The award recognizes outstanding community service and service-learning by faculty and staff at the colleges and universities that are members of MCC. Recipients are honored for engaging or influencing students to be involved in community service or service-learning through modeling, influence or instruction. The award recipients are nominated by peers at their institutions.

Hoogerwerf was honored on February 8 as part of MCC's 11th annual Institute, "Service Learning and Civic Engagement."

Hoogerwerf is an associate professor of religion at Hope, where he has taught since 1992. He has been focusing in his work with students on service-learning and issues of vocation.

For several years he has accompanied Hope students participating in the college's annual spring break mission trips. For the past three years he has also co-led a training session for leaders of the Hope trips, and he is currently completing a resource to help guide students participating in the trips to learn from them as well as give of themselves during them.

In addition, in May he will be leading a four-week service-learning May Term course on the Pine Ridge Reservation in South Dakota.

He was a member of the Hope committee that drafted the grant proposal for the CrossRoads Project, funded with support from the Lilly Endowment Inc. The program, which began with the 2003-04 academic year, is designed to help students think theologically about the role of calling or vocation in their lives.

His scholarship focuses on ethics, medical ethics, and religion and society. During the current school year he has been teaching the college's Senior Seminar on "Vocation and Health Care" as well as the courses "Religion and Atrocity," and "Introduction to Theology: Christian Love."

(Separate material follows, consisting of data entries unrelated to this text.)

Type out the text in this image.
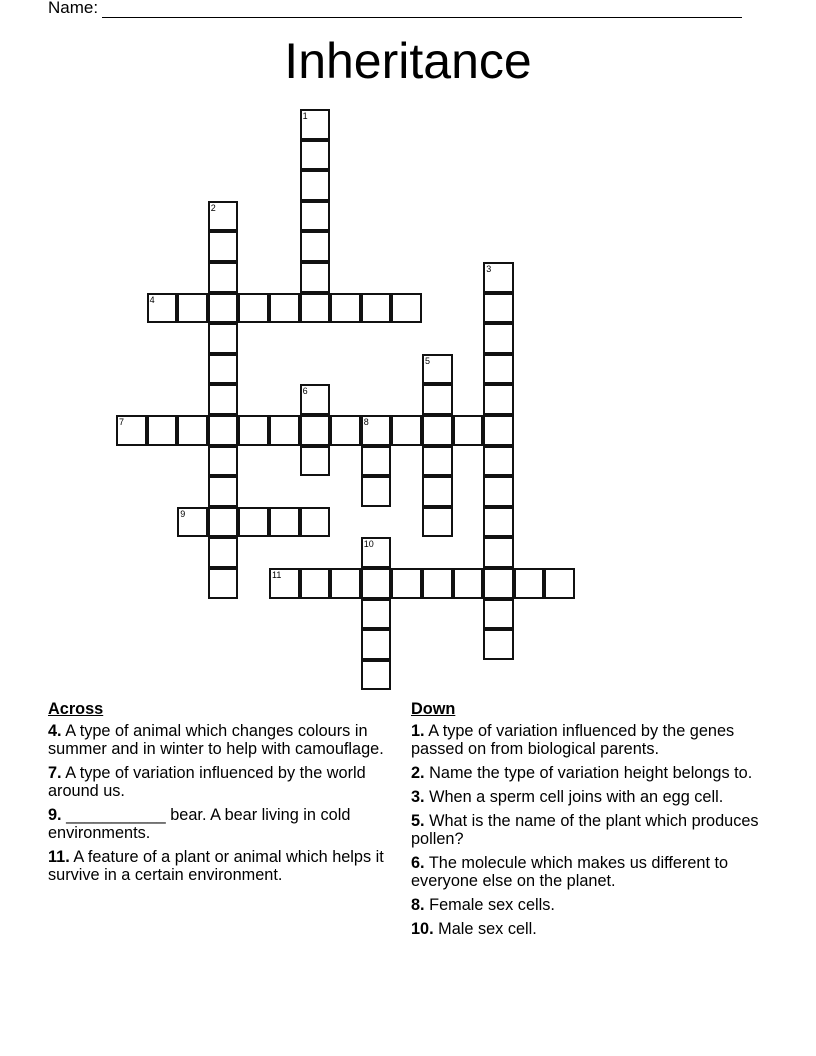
Name:
Inheritance
1
2
3
4
5
6
7	8
9
10
11
Across
4. A type of animal which changes colours in summer and in winter to help with camouflage.
7. A type of variation influenced by the world around us.
9. ___________ bear. A bear living in cold environments.
11. A feature of a plant or animal which helps it survive in a certain environment.
Down
1. A type of variation influenced by the genes passed on from biological parents.
2. Name the type of variation height belongs to.
3. When a sperm cell joins with an egg cell.
5. What is the name of the plant which produces pollen?
6. The molecule which makes us different to everyone else on the planet.
8. Female sex cells.
10. Male sex cell.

Hoogerwerf has also served as an adjunct member of the faculty of Western Theological Seminary since 1996. Other appointments through the years have included serving as director of adult ministries at Second Reformed Church in Zeeland; spiritual care coordinator with Hospice of Holland Inc.; interim associate minister at Olin Binkley Memorial Baptist Church in Chapel Hill, N.C.; associate minister of United Reformed Church in Somerville, N.J.; and staff associate with the office of social witness of the Reformed Church in America.

His current community involvements include serving on the ethics committees of Holland Community Hospital, and as an ethics consultant to North Ottawa Community Hospital and Resthaven Patrons Inc.

Hoogerwerf graduated from Hope in 1977 with majors in religion and philosophy. He completed his Master of Divinity degree at Western Theological Seminary in 1981 and his doctorate, in theology and ethics, at Duke University in 1991.

Michigan Campus Compact is a state-level, non-profit organization that promotes the education and commitment of Michigan college students to be civically engaged citizens, through creating and expanding academic, co-curricular and campus-wide opportunities for community service, service-learning and civic engagement. Some 42 Michigan colleges and universities are members of MCC.